EKBIS.CO, JAKARTA -- Asosiasi Pertambangan Batubara Indonesia (APBI) meminta pemerintah untuk mengevaluasi kembali kebijakan Domestik Market Obligation (DMO). Sebab, tercermin dari perjalanan kebijakan DMO tahun kemarin ternyata masih banyak perusahaan batu bara yang tidak bisa memenuhi syarat DMO.

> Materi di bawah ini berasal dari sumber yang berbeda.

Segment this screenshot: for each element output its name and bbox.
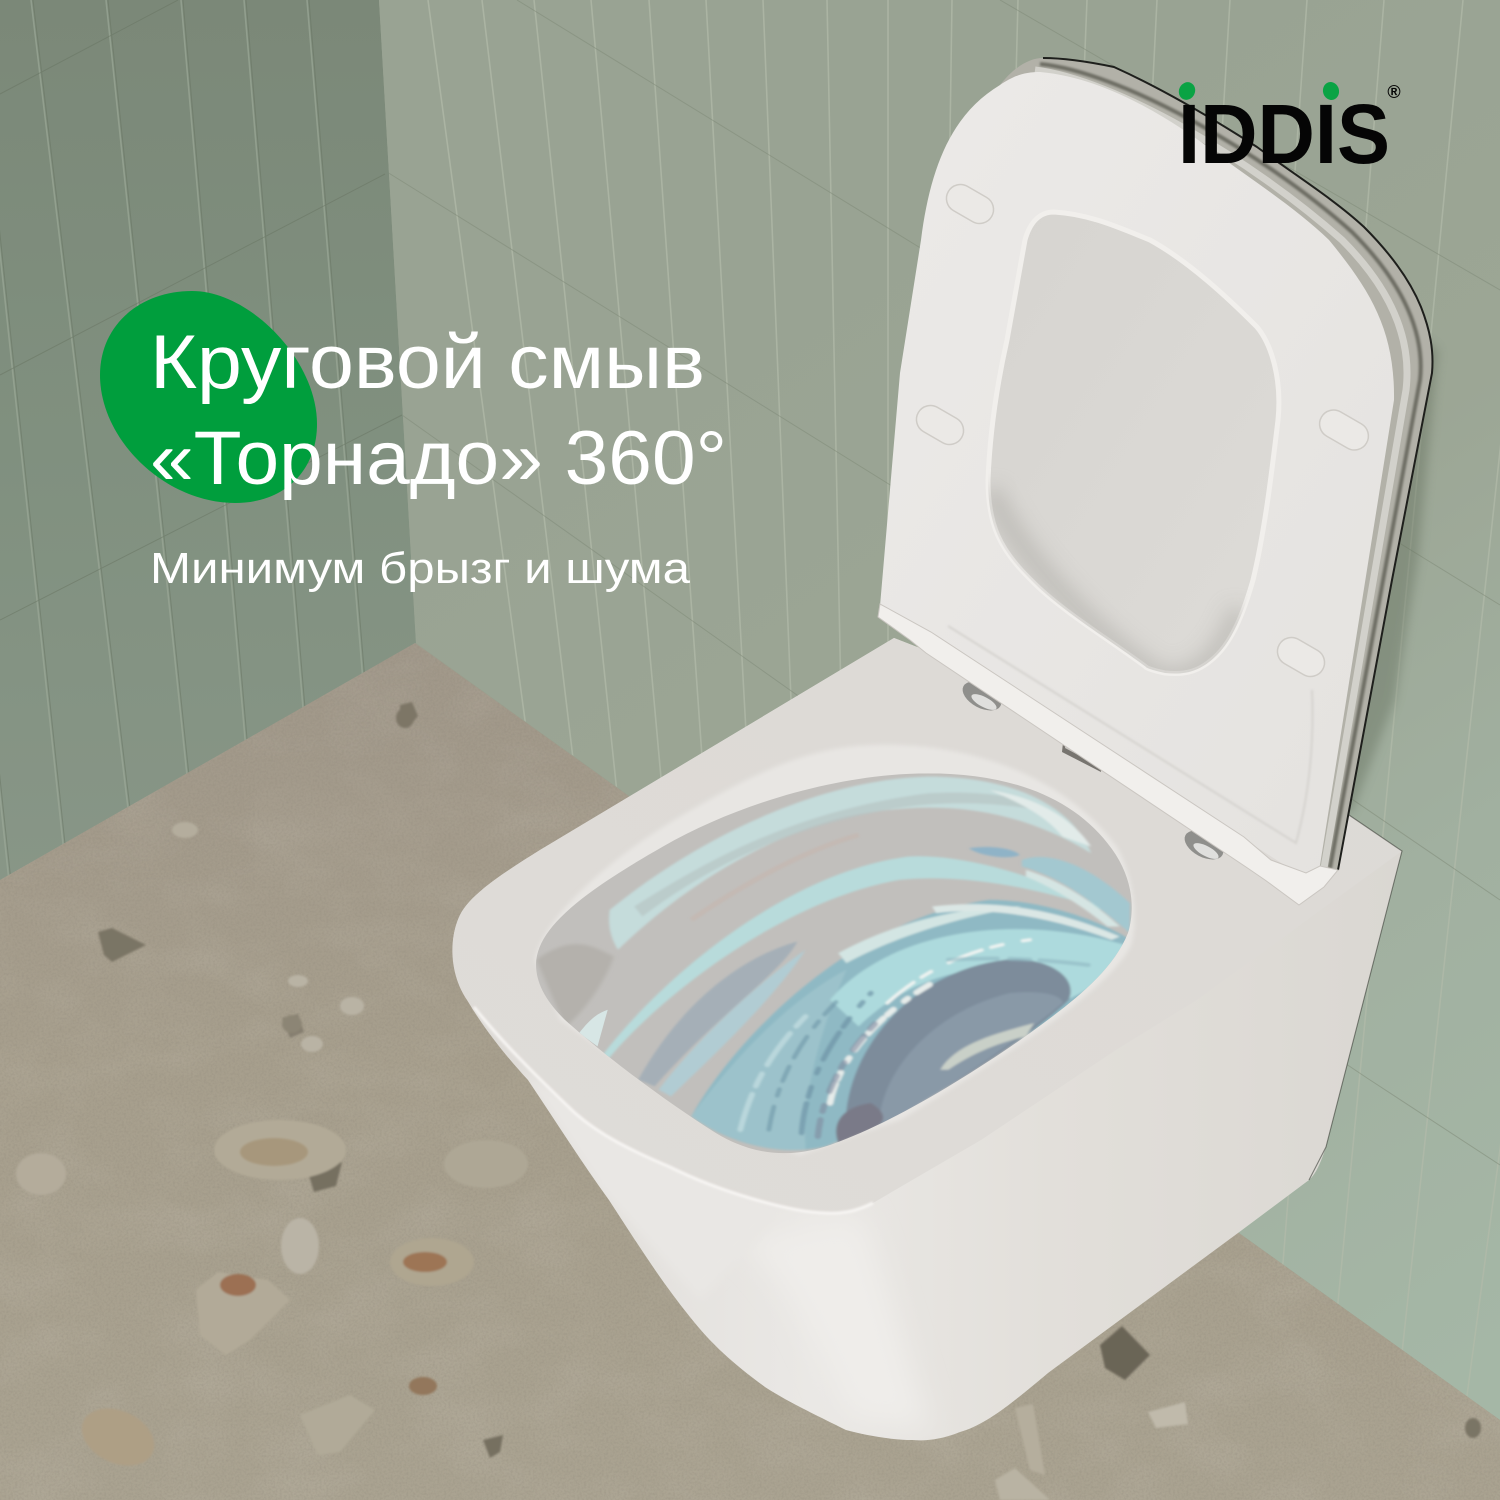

Ketua Umum APBI, Pandu Sjahrir menjelaskan kebijakan DMO sebenarnya tidak begitu bermasalah untuk dipenuhi oleh para perusahaan besar. Hanya saja, pada praktiknya, kebijakan ini malah memberatkan para pengusaha batu bara di daerah yang memegang IUP.
"Kalau kami seperti generasi PKP2B mah sudah terarah lah. Kami ikut pusat. Yang kasian ini kan yang di daerah. Mereka produksinya dipotong karena nggak penuhi kuota DMO. Otomatis akan berpengaruh pada pendapatan daerah," ujar Pandu, Jumat (17/5).

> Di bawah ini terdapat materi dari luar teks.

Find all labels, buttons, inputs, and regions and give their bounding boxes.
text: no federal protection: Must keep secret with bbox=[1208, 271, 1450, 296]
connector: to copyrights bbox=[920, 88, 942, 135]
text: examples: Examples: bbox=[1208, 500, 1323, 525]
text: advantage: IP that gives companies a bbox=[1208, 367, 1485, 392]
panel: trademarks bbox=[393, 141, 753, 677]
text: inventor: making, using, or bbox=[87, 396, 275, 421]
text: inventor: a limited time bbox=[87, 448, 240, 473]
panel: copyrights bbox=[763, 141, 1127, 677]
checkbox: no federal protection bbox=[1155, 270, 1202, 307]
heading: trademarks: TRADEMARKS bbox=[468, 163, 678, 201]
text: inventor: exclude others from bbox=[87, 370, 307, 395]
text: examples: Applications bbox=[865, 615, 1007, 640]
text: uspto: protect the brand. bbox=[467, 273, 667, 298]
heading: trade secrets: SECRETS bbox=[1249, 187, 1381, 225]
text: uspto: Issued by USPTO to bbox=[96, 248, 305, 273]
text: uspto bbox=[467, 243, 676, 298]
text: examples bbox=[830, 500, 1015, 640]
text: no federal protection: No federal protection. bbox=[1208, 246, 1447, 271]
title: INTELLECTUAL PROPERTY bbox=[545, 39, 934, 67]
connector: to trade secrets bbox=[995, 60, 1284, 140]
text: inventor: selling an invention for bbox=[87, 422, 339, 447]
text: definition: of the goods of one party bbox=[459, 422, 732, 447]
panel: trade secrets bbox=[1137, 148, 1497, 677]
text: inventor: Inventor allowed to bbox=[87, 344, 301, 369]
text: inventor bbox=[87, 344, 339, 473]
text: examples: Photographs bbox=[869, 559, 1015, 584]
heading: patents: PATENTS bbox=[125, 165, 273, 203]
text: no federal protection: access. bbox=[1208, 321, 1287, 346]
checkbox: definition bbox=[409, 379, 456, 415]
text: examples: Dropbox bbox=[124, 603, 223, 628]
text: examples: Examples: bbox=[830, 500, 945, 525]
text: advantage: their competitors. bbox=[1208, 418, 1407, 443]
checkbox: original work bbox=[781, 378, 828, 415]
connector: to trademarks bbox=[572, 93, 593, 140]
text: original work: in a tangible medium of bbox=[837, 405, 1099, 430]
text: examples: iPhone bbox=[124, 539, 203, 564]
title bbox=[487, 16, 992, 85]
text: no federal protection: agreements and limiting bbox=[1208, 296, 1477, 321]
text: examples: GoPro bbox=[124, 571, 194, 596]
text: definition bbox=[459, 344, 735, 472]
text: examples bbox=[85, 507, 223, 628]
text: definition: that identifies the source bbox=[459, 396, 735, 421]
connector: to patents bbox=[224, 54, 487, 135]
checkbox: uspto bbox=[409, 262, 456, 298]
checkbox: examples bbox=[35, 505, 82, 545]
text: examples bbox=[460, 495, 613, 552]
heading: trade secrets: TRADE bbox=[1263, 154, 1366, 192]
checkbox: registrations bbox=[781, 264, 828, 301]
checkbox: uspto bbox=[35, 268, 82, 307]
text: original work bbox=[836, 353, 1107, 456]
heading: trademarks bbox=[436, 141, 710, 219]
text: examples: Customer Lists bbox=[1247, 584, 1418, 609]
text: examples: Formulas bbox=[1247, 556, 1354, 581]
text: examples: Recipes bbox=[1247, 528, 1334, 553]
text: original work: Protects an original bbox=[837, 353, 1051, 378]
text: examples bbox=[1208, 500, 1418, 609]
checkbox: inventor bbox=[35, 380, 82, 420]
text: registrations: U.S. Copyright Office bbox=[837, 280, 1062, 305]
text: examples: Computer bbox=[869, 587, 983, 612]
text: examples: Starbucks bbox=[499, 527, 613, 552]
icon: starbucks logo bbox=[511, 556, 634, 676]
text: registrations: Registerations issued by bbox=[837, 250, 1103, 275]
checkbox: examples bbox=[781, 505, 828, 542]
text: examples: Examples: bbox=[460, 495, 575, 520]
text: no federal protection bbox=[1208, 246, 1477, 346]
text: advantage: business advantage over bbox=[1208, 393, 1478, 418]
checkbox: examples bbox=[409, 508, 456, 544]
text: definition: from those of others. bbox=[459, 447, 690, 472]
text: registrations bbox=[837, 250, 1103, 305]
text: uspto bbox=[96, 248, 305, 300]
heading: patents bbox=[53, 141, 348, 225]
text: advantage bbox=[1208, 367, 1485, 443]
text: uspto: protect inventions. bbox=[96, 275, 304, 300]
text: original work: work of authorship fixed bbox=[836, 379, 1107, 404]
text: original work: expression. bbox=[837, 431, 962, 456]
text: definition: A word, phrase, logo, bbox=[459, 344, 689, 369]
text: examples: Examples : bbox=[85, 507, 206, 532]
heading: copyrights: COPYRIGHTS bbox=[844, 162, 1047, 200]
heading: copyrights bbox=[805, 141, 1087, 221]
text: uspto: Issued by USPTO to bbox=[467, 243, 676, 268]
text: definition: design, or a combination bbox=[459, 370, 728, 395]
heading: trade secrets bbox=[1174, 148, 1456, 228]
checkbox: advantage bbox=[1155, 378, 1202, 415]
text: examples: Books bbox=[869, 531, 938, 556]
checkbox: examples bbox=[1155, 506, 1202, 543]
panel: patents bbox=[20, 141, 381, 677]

Pandu menjelaskan dampak dari tak terpenuhinya kewajiban memasok 25 persen DMO tersebut bahkan sudah mulai terasa di Kalimantan Timur. Jatah produksi para perusahaan tambang batu bara di sana dicut secara agregat 150 juta ton. Akibatnya, akan berdampak pada PDB Kaltim pada tahun ini.
"Jadi menurut saya, apalagi harga dipatok 70 dolar AS itu sih kebijakan yang plus minus. Tapi terlalu banyak minusnya," ujar Pandu.
Apalagi mekanisme Transfer Kuota yang disebut pemerintah bisa menjadi solusi, Pandu menilai hal tersebut juga sulit untuk dieksekusi. Pandu mengatakan APBI sudah mengusulkan ke pemerintah untuk bisa menerapkan mekanisme pembayaran langsung saja ketimbang harus transfer kuota.
"Kita inginnya bayar langsung aja. misalnya dua tiga dolar per ton. Langsung masuk ke kas negara. Saat itu semua setuju. Tapi ESDM nggak sepakat. Tapi Kemenkeu sudah setuju sih," ujar Pandu.